| "SELF-RELIANCE has every been the best substitute for friends, influence, capital, a pedigree, or assistance. It has mastered more obstacles, overcome more difficulties, carried through more enterprises, and perfected more inventions than any other human quality.
Every normal person is capable of independence and self-reliance, yet comparatively few people ever develop their ability to stand alone. It is so much easier to lean, to trail, to follow somebody else, to let others do the thinking and the planning and the work, instead of doing it ourselves.
What is there so paralyzing to strenuous endeavor, so fatal to self-exertion, as the feeling that there is no necessity for exertion because somebody else has done everything for us!
The father, who tries to give his children a start in the world so that they will not have to struggle as hard as he had to, is unconsciously bringing disaster upon them. What the calls giving them a start in the world will more than likely give them a setback. Young people probably need all the motivation they can get.
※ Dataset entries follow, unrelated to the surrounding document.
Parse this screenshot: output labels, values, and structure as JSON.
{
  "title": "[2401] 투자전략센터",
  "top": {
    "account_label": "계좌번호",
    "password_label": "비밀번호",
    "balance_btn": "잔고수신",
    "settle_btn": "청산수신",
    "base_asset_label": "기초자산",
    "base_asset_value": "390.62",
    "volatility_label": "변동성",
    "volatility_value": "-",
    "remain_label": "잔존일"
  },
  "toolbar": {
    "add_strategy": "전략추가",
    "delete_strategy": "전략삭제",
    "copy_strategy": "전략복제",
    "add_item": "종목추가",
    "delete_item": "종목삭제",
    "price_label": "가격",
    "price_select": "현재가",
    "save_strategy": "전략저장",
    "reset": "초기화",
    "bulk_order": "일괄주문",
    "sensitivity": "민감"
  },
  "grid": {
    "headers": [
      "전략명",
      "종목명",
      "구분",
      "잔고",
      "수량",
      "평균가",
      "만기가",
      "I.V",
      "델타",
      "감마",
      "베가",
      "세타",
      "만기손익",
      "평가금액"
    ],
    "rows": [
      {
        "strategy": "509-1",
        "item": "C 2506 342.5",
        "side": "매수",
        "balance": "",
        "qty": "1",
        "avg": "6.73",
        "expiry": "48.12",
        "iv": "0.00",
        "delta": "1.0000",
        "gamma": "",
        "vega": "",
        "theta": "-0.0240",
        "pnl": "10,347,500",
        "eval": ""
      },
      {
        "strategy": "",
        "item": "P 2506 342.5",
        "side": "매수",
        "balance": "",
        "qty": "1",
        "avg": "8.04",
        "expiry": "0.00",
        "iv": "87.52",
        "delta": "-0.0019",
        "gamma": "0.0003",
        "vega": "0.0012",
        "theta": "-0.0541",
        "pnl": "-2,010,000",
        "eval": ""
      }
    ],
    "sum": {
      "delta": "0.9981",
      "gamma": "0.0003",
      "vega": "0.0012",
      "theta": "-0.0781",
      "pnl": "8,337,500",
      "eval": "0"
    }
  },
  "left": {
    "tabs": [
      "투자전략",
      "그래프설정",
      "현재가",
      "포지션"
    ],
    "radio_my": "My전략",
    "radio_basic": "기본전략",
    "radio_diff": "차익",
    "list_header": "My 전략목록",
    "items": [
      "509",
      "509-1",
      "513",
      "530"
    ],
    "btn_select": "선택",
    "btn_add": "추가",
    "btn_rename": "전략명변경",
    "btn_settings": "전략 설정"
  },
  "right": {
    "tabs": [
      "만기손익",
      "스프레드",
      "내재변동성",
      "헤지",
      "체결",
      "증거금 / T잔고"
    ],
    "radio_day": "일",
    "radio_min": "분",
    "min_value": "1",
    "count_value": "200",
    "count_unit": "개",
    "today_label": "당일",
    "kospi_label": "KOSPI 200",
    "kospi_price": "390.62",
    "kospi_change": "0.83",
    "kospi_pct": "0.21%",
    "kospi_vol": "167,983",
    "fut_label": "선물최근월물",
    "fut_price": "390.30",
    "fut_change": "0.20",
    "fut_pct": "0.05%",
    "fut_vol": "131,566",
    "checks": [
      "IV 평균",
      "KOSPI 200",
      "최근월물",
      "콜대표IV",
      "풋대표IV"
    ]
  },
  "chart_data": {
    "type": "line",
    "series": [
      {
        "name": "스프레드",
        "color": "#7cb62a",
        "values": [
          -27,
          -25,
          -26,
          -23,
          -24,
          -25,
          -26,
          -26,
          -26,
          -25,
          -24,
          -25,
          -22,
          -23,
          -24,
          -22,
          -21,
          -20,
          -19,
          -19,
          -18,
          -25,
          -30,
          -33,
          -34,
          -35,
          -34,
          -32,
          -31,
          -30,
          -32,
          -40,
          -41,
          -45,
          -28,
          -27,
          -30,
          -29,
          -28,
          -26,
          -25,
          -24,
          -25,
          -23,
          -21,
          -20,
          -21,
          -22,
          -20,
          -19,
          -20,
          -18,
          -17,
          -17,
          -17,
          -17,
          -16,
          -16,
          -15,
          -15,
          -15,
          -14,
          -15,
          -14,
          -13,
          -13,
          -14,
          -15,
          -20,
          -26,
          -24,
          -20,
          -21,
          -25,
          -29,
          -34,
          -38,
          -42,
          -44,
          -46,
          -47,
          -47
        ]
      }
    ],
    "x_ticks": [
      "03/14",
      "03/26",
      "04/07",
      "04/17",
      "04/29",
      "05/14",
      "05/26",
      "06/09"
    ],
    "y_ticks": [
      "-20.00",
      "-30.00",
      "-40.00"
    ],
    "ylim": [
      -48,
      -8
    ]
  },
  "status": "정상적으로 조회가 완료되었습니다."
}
They are naturally leaners, imitators, copiers, and it is easy for them to develop into echoes, imitations. They will not walk alone while you furnish them with crutches; they will lean upon you just as long as you will let them.
It is self-help, not pulls or influence, self-reliance, not leaning, that develops stamina and strength. ‘He who sits on the cushion of advantage goes to sleep.’
It is the man who strips himself of every prop, who throws away his crutches, burns his bridges behind him, and depends upon himself, that wins. Self-reliance is the key that opens the door to achievement. Self-reliance is the unfolder of power.
It is only when the brain is tested to its utmost, when every bit of ingenuity and creativity a man possesses must come to the rescue of a possible failure, that he will develop his greatest strength. It takes months and years of effort to stretch small capital over a large business without disaster.
It is when money is scarce and business is dull, that the real man is making his greatest progress. Where there is no struggle, there is no growth, no character."